# Tater Hog gets huge recognition...



## vc1111 (Apr 13, 2004)

http://www.tackletour.com/

Click on the picture of one of his lures under "Latest Featured Articles."

Our own Tater Hog is featured in a big way at the 2009 ISE Show.

Matt just received some very serious recognition for the his works of art. Very impressive and well-deserved. His work is also featured as the banner over their "Tackle Tour Forum."

History is happening in our little world of bait building. As time goes on the works that we've seen displayed here at OGF may one day turn out to be something that is remembered.

Matt's work is beautiful and innovative. I'm extremely happy for him. Congratulations, Matt!


----------



## TIGGER (Jan 17, 2006)

Way to go Matt!!!!!!!!!! What a nice article! 

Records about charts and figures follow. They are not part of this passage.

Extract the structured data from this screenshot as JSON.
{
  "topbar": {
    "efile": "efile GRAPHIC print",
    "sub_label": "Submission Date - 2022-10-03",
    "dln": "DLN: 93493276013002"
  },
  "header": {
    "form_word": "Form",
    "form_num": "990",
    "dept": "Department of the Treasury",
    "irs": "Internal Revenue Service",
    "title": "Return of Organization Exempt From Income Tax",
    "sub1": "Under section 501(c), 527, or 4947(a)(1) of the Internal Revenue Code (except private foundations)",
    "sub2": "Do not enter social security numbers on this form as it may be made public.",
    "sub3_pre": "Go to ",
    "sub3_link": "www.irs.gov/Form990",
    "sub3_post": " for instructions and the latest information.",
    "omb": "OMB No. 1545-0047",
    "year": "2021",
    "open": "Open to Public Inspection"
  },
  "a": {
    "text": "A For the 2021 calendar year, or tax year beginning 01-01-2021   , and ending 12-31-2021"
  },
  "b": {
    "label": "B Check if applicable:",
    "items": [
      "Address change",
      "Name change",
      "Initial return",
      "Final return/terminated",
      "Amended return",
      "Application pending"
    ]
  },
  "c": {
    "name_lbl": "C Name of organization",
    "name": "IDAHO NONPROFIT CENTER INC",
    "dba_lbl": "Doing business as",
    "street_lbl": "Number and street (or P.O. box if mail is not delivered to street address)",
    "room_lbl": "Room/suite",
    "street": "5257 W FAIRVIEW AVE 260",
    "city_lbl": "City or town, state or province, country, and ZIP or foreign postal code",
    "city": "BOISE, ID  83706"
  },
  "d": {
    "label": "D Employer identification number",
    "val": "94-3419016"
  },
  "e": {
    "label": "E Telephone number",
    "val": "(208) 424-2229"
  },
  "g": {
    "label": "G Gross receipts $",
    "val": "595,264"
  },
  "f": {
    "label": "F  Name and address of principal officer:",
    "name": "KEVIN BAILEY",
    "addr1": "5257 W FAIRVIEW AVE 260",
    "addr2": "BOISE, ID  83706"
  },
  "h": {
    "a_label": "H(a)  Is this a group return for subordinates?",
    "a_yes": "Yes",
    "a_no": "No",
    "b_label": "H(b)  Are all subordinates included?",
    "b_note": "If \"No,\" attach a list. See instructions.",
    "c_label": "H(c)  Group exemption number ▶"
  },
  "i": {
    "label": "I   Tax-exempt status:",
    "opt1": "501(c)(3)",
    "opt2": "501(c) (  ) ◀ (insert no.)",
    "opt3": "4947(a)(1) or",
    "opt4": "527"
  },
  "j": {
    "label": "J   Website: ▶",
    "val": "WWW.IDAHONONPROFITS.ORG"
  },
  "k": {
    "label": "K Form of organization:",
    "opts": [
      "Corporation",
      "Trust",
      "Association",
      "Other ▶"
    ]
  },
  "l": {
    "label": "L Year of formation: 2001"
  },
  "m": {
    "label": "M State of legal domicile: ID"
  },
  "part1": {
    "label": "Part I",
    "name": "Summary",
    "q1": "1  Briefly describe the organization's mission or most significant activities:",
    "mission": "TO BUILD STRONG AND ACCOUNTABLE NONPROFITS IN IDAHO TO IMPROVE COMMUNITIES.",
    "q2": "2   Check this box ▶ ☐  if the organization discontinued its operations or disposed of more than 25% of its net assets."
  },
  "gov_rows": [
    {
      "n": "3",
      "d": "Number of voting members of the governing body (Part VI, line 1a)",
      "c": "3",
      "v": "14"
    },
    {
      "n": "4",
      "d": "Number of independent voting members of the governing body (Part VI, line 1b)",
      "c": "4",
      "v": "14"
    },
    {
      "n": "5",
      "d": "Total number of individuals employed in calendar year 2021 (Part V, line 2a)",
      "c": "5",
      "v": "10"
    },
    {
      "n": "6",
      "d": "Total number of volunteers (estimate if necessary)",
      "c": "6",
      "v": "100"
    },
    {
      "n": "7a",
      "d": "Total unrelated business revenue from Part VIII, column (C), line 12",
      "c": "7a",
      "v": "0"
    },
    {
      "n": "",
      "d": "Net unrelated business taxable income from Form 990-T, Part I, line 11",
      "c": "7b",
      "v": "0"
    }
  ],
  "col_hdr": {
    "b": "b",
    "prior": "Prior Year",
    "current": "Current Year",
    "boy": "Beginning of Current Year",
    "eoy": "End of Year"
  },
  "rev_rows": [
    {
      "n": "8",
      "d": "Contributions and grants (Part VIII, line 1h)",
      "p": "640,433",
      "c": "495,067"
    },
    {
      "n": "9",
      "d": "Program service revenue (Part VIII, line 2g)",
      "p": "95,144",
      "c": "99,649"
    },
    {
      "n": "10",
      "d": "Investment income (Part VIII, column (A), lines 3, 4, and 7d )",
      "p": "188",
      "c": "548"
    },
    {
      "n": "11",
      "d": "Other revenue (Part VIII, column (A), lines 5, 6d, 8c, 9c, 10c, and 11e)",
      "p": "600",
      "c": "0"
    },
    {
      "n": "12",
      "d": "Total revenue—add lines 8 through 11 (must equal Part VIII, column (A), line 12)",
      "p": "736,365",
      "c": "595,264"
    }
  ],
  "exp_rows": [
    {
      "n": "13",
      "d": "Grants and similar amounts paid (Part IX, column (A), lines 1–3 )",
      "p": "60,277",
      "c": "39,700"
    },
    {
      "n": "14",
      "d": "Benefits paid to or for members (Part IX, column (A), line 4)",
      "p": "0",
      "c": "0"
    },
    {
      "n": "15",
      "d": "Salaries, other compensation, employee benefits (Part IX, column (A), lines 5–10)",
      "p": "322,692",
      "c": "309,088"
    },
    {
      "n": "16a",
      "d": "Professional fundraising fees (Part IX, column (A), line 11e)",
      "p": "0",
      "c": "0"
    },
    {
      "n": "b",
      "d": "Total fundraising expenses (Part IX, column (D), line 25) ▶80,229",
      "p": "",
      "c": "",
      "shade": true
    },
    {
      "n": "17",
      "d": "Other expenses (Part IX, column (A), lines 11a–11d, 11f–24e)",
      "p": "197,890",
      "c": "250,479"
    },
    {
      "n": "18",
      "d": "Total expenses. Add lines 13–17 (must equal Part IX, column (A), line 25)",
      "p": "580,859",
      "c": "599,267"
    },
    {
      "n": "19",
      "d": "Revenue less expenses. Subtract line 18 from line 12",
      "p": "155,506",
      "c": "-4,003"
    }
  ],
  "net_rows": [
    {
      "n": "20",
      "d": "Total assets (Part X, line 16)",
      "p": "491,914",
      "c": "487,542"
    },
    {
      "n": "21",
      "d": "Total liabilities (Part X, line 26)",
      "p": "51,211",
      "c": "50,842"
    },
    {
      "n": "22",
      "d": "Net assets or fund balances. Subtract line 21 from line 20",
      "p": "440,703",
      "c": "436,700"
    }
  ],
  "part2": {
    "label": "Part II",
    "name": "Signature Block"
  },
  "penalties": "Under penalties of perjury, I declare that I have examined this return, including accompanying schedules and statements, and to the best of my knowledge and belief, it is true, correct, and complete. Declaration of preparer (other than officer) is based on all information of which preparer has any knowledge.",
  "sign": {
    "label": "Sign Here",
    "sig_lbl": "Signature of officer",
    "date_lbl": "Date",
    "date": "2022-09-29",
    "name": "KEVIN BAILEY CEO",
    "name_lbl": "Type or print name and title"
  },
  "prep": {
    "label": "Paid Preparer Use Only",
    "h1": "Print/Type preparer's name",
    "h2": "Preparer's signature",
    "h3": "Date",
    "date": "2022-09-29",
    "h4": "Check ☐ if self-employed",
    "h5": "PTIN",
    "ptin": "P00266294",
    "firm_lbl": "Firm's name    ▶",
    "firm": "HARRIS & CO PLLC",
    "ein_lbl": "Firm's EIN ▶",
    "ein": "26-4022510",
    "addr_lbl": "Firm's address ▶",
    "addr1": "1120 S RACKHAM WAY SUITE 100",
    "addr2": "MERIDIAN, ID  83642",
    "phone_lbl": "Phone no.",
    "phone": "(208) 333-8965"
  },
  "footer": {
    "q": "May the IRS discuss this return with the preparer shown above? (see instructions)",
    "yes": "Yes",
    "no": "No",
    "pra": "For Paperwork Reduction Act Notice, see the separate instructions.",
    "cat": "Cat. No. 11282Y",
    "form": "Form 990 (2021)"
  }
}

I can see it now......... The bass master championship. I went to my "go to lure"....... the Tater Hog!!!!!!!!!!!! It sealed the deal! 

Congrats Matt! 

John


----------



## Jim45498 (Dec 17, 2007)

Congrats TaterHog..may you always "root" in the dough.


----------



## hazmail (Oct 26, 2007)

Yep - unique guy who paints some very unique colour schemes, this is the kind of work that not only moves 'Rookie' forward, it moves us forward as well, just trying to keep up. Well done Matt.pete


----------



## bassinjody (Aug 25, 2005)

i think one of the best lure builders around. i know thats saying alot . i dont know how he comes up with some of them paint jobs and the facial expressions on his baits. congrats matt.,now his lures are going to fly off ebay as fast as tiggers does.


----------



## vc1111 (Apr 13, 2004)

Just to clarify things, I should add that The Rookie is Tater Hog.


----------



## Rowhunter (Jun 21, 2007)

Congratulation's Tater!!!

Matt put's a ton of time into his creations , and it show's. I wish the best for him in the future, Keep crankin' out those Hoochie-mama's!!!
Now the down side. He told me of a painting trick with a McDonalds straw, I guess I should have told him that I use House of Color paint's. I really don't know to this day if the paint itself or the reducer was responsible for swelling my tongue to twice it's normal size! Also ,he recommended the use of a trough as a testing tank , well I now have a 700 pound block of ice in my backyard!!!
LOL!!! LOL!!! (Just kidding ,of course!) 

Go Get em Tater!!

Douglas


----------



## ThreeRiversEsox (Mar 27, 2008)

Awesome stuff Tater!!! It's great to see people being recognized for building true works of art!


----------



## Tater_Hog (Oct 2, 2007)

IM NO THE FLOOR DOUG!!!!LMAO Thanks Vic!! Thanks PETE!! Thanks Tigger!!! Thanks BassinJody...thanks guys.. 

Doug.. put a sponge in your mouth.. It helps hold the paint.. just bite down when you need more and it protects your tongue. If that doesnt work wash your mouth out with laqucer thinner between coats since your so in love with HOUSE OF KOLOR!!! lol

Tigger try that trick.. and you will come up with some crazy ebay listings!!! I can see it now.. 

WELCOME TO TIGGERVILLE!!!

The Rookie


----------



## eyesman_01 (Jan 4, 2007)

Wow! Definite congrats are in order. 

I can tell I've been away from the forum too long. I think I've got too many other kettles in the fire at the moment. Other than painting a few spoons and blades, and making a few harnesses, I haven't even started on a stickbait this year. I didn't get the time on the water last year to get 10 percent of the previous ones wet. 

Glad to see you're getting the recognition you deserve. Those are some unique and outstanding baits. Keep up the great work and keep us posted on your success.


----------